Sunday, 20 October 2013

Alternate Best Supporting Actor 1944: Sydney Greenstreet in The Mask of Dimitrios

Sydney Greenstreet did not receive an Oscar nomination for portraying the man who calls himself Mr. Peters in The Mask of Dimitrios.

Sydney Greenstreet is probably best known for playing the shady Gutman in The Maltese Falcon. Greenstreet in this film once again plays a somewhat similar role with some key differences. As Gutman Greenstreet played a smooth but evil man, here he plays a shady character but one who technically is trying to ruin things for a genuinely evil character. Greenstreet plays the mysterious Mr. Peters who the writer Cornelius (Peter Lorre) comes across while tracking down the truth about a rather fierce criminal by the name of Dimitrios. Another difference is Greenstreet's take with the character of Mr. Peters which he certainly portrays in a rather different fashion from the way he played Gutman.

Where Greenstreet played Gutman as an excessively astute figure who knew absolutely everything or at least acted as if he did. Greenstreet downplays the suaveness a bit in his performance as Mr. Peters who may know quite a bit but is more then anything else trying to figure out what he does not know. Greenstreet still has plenty of magnetism in this role though too and really his downplaying of it is a better for for the role of Mr. Peters who at first is only after some money through blackmail. Mr. Peters is a smart guy and Greenstreet plays him as such but as a smart guy with a rather simplistic plan without any grand schemes involved like old Caspar Gutman had.

The Mask of Dimitrios is a missed opportunity because the film comes in and out of Greenstreet and Lorre's investigation, instead choosing to focus on a series of flashbacks about Dimitrios which unfortunately don't even include Greenstreet when they very easily could have. As I said in my review of Peter Lorre in this film, Lorre and Greenstreet are great together. It is something particularly special just to hear these two guys talk to one another. Greenstreet is quite the master of exposition of any kind. No matter what the information may be, whether it really is interesting or not, Greenstreet is able to make something easy to listen do to his special voice and diction. 

Peter Lorre in this film ended up being held back by the fact that he really had absolutely no character and really it was a good thing that Peter Lorre is such a character all by himself. Greenstreet actually has something to work with when it comes to Mr.

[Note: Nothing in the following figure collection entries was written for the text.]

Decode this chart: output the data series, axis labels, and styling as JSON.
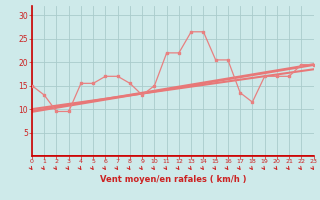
{
  "xlabel": "Vent moyen/en rafales ( km/h )",
  "x_scattered": [
    0,
    1,
    2,
    3,
    4,
    5,
    6,
    7,
    8,
    9,
    10,
    11,
    12,
    13,
    14,
    15,
    16,
    17,
    18,
    19,
    20,
    21,
    22,
    23
  ],
  "y_scattered": [
    15.0,
    13.0,
    9.5,
    9.5,
    15.5,
    15.5,
    17.0,
    17.0,
    15.5,
    13.0,
    15.0,
    22.0,
    22.0,
    26.5,
    26.5,
    20.5,
    20.5,
    13.5,
    11.5,
    17.0,
    17.0,
    17.0,
    19.5,
    19.5
  ],
  "trend_x": [
    0,
    23
  ],
  "trend_y": [
    9.5,
    19.5
  ],
  "trend2_x": [
    0,
    23
  ],
  "trend2_y": [
    10.0,
    18.5
  ],
  "ylim": [
    0,
    32
  ],
  "xlim": [
    0,
    23
  ],
  "yticks": [
    5,
    10,
    15,
    20,
    25,
    30
  ],
  "xticks": [
    0,
    1,
    2,
    3,
    4,
    5,
    6,
    7,
    8,
    9,
    10,
    11,
    12,
    13,
    14,
    15,
    16,
    17,
    18,
    19,
    20,
    21,
    22,
    23
  ],
  "bg_color": "#ceeaea",
  "grid_color": "#aacccc",
  "line_color": "#e88080",
  "trend_color": "#e87878",
  "tick_label_color": "#cc2222",
  "xlabel_color": "#cc2222",
  "red_line_color": "#cc0000",
  "arrow_color": "#cc2222",
  "ytick_fontsize": 5.5,
  "xtick_fontsize": 4.5,
  "xlabel_fontsize": 6.0
}
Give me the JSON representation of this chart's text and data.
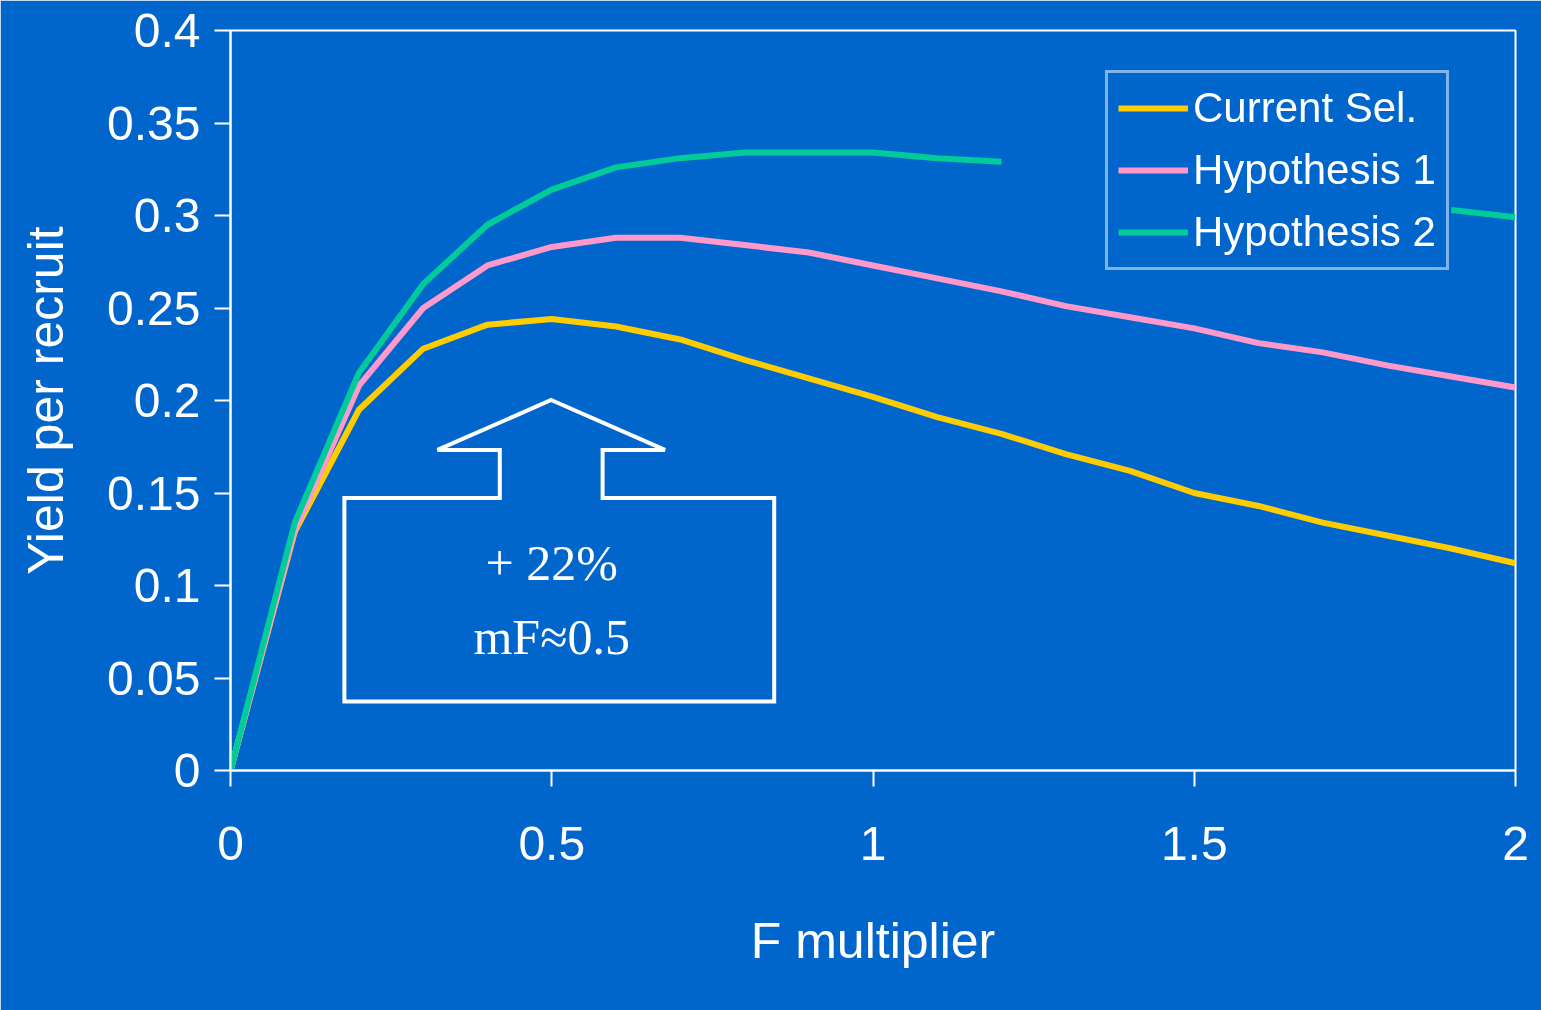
{
  "chart_data": {
    "type": "line",
    "xlabel": "F multiplier",
    "ylabel": "Yield per recruit",
    "x": [
      0,
      0.1,
      0.2,
      0.3,
      0.4,
      0.5,
      0.6,
      0.7,
      0.8,
      0.9,
      1.0,
      1.1,
      1.2,
      1.3,
      1.4,
      1.5,
      1.6,
      1.7,
      1.8,
      1.9,
      2.0
    ],
    "series": [
      {
        "name": "Current Sel.",
        "color": "#ffcc00",
        "values": [
          0,
          0.129,
          0.195,
          0.228,
          0.241,
          0.244,
          0.24,
          0.233,
          0.222,
          0.212,
          0.202,
          0.191,
          0.182,
          0.171,
          0.162,
          0.15,
          0.143,
          0.134,
          0.127,
          0.12,
          0.112
        ]
      },
      {
        "name": "Hypothesis 1",
        "color": "#ff99cc",
        "values": [
          0,
          0.13,
          0.208,
          0.25,
          0.273,
          0.283,
          0.288,
          0.288,
          0.284,
          0.28,
          0.273,
          0.266,
          0.259,
          0.251,
          0.245,
          0.239,
          0.231,
          0.226,
          0.219,
          0.213,
          0.207
        ]
      },
      {
        "name": "Hypothesis 2",
        "color": "#00cc99",
        "values": [
          0,
          0.134,
          0.215,
          0.263,
          0.295,
          0.314,
          0.326,
          0.331,
          0.334,
          0.334,
          0.334,
          0.331,
          0.329,
          null,
          null,
          null,
          null,
          null,
          null,
          0.303,
          0.299
        ]
      }
    ],
    "xlim": [
      0,
      2
    ],
    "xticks": [
      0,
      0.5,
      1,
      1.5,
      2
    ],
    "ylim": [
      0,
      0.4
    ],
    "yticks": [
      0,
      0.05,
      0.1,
      0.15,
      0.2,
      0.25,
      0.3,
      0.35,
      0.4
    ],
    "grid": false,
    "legend": "top right",
    "marker": "none",
    "line_style": "solid",
    "annotations": [
      "+ 22%\nmF≈0.5"
    ]
  }
}
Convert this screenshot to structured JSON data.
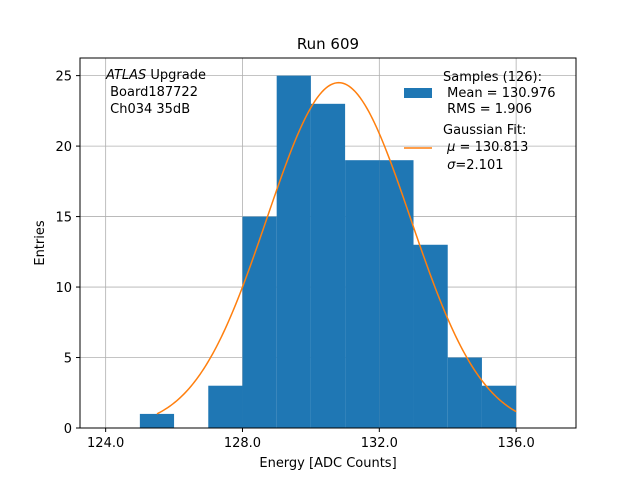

Peters who has a bit of a journey as character while he takes a journey in tracking down Dimitrios. The character arc is relatively simple in that Mr. Peters is a first doing it for money then at the end does it for revenge, but Greenstreet is very effective in portraying this and finds why Mr. Peters would have the change of heart in the final scenes of the film where they find Dimitrios and his money.

When first they just find the money Greenstreet is quite amusingly blunt in showing the rather hollow moment of greedy lust as Peters almost seems to sniff the money. He quickly becomes moralistic when they find Dimitrios though. Greenstreet meets the extreme challenge though and alludes that the swing is caused by a strong hatred that comes from seeing the man who double crossed him face to face again. Greenstreet really carries the ending especially well particularly his expression of righteous indignation as he stares down Dimitrios with Dimitrios not having the upper hand for once.

Where Peter Lorre's performance in this film was an actor making something out of absolutely nothing Greenstreet makes even a little more by having just a bit more to work with. Again Mr. Peters is not an especially complex character and much of what makes him an interesting character is that Sydney Greenstreet is simply an interesting actor, but the little depth that there is to the role Greenstreet brings to life quite well. Greenstreet and Lorre both are always trailing the main plot in this film and technically they should be secondary in interest. The two actors' chemistry carries their half and actually steals the film as their simple final goodbye has more emotional power to it then any of the scenes depicting Demitrios's double dealings.